The federal opposition has refused to back the government’s controversial encryption-busting bill as it stands, urging it to instead reconsider proposed interim measures that limit the powers to counter-terrorism.
Shadow Attorney-General Mark Dreyfus wrote to Attorney General Christian Porter on Friday afternoon to inform him that it appeared the Parliamentary Joint Committee of Intelligence and Security (PJCIS) would “not reach bipartisan agreement” on the bill.
He said was the first time in more than decade the committee had not reached agreement on a national security bill.
Amendments made to the last fifteen national security bills through the committee process have been agreed to by the government since 2014.
Dreyfus singled out interference by ministers in the committee’s deliberations since the legislation was referred last month as the root cause of the break down in negotiations.
Both Home Affairs Minister Peter Dutton and Prime Minister Scott Morrison had called on the committee to cut short its public consultation to have the legislation through parliament before Christmas.
“The PJCIS has worked cooperatively under Prime Minister Abbott and Prime Minister Turnbull,” Dreyfus said.
“Under Prime Minister Morrison, its processes appear to have broken down thanks due to the interference with the committee by key ministers in your government, and ultimately the subversion of the democratic parliamentary committee process.”
He said that Labor’s position remained that an interim version of the bill should be passed initially, while the committee continues its scrutiny of the bill.
The interim version, first flagged by Dreyfus earlier this week, would limit the bill's proposed powers to only counter-terrorism functions to allay the concerns of urgency expressed by law enforcement and national security agencies.
“Labor considers it is a workable compromise considering the extraordinary pressure put on the committee to cut its scrutiny of the bill short,” he said.
“Your government’s refusal to even work with this offer – despite written assurances of support – is extremely disappointing.
“To be clear, this would have clearly met the stated needs of the security agencies, while allowing the committee to identity deficiencies in this rushed legislation, which could only result in recommendations to strengthen it, not weaken it.”
However, as the committee’s membership swings in the government’s favour, with six liberal members and only five labor members, the bill could still pass through the committee.
Dreyfus said the government's failure to “listen to the wide-ranging and significant concerns” canvassed by through consultations would “result in significantly deficient legislation” and had driven labor “to this point”.
Another fly in the ointment was the late revelation late on Thursday that President of the Senate Scott Ryan held serious misgivings that the Bill as it stands would act to directly undermine the function of parliamentary privilege.
With many in the government now seemingly convinced the Coalition is odd on to lose at the next election, there is essentially no incentive to pass the Bill in its current form because it would effectively hand Labor a live weapon.
Dreyfus, in the interim is making hay.
“... we will not be forced into a situation where the Parliament passes a bill that is unworkable and potentially weakens Australia's security,” he said.
“I urge you to reconsider your position and return to cooperating with Labor.”

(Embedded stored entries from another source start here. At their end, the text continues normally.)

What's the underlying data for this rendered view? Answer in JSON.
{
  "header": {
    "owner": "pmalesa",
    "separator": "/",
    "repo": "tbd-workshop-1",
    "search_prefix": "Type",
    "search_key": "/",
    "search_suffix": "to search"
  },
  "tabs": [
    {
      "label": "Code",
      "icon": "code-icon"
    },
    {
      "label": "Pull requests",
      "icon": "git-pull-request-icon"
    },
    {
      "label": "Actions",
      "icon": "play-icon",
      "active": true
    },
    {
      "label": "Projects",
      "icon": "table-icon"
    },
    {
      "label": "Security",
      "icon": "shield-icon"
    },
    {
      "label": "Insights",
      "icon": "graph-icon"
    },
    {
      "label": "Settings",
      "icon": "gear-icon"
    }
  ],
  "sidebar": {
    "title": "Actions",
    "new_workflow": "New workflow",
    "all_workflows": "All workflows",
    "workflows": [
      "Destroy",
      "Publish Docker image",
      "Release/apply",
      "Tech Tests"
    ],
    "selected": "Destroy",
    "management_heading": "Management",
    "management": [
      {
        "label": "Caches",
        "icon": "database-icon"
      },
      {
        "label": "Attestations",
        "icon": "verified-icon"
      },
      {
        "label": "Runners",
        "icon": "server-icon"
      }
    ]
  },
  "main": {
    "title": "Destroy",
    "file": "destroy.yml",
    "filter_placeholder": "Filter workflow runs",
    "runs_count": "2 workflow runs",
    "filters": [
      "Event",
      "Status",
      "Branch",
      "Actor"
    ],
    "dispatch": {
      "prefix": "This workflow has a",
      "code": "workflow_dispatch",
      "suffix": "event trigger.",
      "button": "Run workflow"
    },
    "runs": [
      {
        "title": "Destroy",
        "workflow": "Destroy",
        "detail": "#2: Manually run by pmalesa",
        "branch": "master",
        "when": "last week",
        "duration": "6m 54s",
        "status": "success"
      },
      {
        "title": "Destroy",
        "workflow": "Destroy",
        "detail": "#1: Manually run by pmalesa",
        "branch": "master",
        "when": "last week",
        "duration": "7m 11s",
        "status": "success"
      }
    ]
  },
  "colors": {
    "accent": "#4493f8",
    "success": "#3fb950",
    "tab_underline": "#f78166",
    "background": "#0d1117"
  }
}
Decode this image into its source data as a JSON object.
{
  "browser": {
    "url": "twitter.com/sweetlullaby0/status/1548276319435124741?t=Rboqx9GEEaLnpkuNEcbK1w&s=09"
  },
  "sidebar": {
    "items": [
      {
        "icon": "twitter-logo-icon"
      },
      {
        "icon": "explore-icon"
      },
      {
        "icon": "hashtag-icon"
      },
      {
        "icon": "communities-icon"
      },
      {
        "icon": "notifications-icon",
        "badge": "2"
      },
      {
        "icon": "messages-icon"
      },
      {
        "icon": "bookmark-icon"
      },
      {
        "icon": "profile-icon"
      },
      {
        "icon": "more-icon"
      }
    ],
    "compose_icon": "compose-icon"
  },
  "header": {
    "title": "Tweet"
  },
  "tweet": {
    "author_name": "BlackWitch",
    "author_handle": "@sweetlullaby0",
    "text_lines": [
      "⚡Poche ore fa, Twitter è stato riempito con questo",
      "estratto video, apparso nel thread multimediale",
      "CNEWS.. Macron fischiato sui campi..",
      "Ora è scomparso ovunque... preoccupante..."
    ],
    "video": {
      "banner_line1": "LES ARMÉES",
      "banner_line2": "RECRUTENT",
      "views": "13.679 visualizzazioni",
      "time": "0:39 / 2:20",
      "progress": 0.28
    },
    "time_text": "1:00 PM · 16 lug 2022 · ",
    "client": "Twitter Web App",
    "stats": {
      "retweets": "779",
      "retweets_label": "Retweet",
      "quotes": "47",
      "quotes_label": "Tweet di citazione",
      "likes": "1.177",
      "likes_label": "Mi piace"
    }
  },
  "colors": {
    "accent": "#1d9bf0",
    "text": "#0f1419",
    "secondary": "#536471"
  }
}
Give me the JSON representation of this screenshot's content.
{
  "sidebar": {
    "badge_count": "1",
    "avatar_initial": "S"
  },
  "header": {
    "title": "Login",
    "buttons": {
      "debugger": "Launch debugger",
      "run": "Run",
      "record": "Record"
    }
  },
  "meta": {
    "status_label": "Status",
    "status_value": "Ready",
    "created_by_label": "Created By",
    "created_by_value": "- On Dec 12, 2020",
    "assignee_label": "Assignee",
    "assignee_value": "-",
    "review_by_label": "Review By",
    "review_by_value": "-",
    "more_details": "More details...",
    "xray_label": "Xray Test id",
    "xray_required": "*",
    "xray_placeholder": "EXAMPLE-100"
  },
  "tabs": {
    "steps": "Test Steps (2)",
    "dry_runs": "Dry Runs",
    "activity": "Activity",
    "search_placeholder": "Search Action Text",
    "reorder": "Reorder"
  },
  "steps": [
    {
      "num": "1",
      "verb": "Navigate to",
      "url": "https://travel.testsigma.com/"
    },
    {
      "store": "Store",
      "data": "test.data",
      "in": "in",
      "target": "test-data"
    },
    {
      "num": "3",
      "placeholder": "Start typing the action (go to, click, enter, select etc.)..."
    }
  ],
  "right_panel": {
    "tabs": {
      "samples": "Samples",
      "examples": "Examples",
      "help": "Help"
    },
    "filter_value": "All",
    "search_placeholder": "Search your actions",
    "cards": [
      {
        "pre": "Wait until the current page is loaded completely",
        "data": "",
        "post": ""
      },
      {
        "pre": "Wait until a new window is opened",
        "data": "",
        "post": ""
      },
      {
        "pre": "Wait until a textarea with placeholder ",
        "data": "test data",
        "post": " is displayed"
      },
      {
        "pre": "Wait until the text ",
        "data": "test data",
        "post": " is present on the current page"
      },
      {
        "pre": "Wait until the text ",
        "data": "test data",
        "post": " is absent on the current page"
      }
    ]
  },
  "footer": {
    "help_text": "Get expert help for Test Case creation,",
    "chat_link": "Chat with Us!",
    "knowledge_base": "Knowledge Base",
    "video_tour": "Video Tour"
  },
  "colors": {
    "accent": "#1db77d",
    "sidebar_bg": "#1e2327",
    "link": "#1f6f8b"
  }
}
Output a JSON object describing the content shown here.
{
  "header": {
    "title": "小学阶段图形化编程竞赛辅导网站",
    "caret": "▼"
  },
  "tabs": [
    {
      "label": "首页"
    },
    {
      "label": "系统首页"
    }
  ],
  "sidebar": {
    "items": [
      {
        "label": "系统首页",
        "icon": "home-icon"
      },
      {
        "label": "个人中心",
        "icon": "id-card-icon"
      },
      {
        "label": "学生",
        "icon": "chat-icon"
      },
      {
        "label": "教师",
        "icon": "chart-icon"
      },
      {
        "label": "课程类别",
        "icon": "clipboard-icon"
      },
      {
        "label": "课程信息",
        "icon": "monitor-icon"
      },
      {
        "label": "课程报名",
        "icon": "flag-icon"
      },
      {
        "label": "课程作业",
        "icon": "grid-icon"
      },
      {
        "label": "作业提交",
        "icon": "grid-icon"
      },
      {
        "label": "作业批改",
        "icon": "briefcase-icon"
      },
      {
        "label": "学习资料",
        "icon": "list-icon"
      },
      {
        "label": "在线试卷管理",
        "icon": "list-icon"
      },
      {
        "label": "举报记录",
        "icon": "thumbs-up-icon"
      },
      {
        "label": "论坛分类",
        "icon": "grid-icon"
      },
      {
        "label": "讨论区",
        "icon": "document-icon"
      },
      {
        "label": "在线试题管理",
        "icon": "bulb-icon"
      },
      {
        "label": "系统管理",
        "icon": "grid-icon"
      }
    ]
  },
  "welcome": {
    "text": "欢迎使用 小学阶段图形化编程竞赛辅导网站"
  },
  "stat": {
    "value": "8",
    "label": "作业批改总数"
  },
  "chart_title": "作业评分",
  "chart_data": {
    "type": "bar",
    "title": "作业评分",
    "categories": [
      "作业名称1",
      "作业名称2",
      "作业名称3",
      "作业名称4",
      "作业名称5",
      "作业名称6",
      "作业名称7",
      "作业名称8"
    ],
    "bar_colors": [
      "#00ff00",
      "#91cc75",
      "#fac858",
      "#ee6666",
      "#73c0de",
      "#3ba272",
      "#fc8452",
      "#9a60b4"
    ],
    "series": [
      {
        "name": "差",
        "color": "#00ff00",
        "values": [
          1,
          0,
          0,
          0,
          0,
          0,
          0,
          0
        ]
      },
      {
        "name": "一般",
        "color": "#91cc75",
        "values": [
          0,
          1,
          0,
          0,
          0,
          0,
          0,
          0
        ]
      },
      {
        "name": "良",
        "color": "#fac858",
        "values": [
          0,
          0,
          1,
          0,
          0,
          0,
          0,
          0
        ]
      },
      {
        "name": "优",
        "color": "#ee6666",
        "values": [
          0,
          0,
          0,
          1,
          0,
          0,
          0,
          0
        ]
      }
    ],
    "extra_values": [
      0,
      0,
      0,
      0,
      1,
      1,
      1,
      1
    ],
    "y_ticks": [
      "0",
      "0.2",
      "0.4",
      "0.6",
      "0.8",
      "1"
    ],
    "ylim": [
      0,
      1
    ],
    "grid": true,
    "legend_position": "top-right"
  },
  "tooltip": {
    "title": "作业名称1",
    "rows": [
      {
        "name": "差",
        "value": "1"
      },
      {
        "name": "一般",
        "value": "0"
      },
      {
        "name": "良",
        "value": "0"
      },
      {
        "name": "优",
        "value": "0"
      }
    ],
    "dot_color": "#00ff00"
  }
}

State police reject curbed powers proposal
However at least one state law enforcement agency isn’t so keen on the bill’s powers being limited to just the Australian Federal Police (AFP) and the Australian Security Intelligence Organisation (ASIO) for terrorism and child exploitation, even if only initially.
In another submission [pdf] to the PJCIS on Friday, Victoria Police’s intelligence and covert support command assistant commissioner Neil Paterson flagged “significant concerns” with Labor’s proposal.
Paterson said the restraint would “significantly impact” Victoria Police's “fight against many crime types that harm community is hampered by encryption”, with encryption now evident across 98 percent of all state warrants issued under the Telecommunications (Interception and Access) Act 1979.
“I would respectfully suggest that limiting powers under the bill to only Commonwealth agencies does not address the current serious harm to the Victorian community presented by terrorists, serious and organised crimes identities and other serious crime offenders and would also significantly hamper the partnership approach to policing these issues,” Paterson said.
Paterson also noted that not all investigations progress to the Joint Counter Terrorism Team consisting of Victoria Police, the AFP and ASIO.
“The continued inclusion in the bill of state and territory police agencies and all crime types is seen as particularly important to Victoria Police,” he said.
“Capability such as those proposed in the bill have the potential to greatly enhance opportunities for collaboration and sharing of information and intelligence in a timely manner to positively impact the safety of the whole Australian community."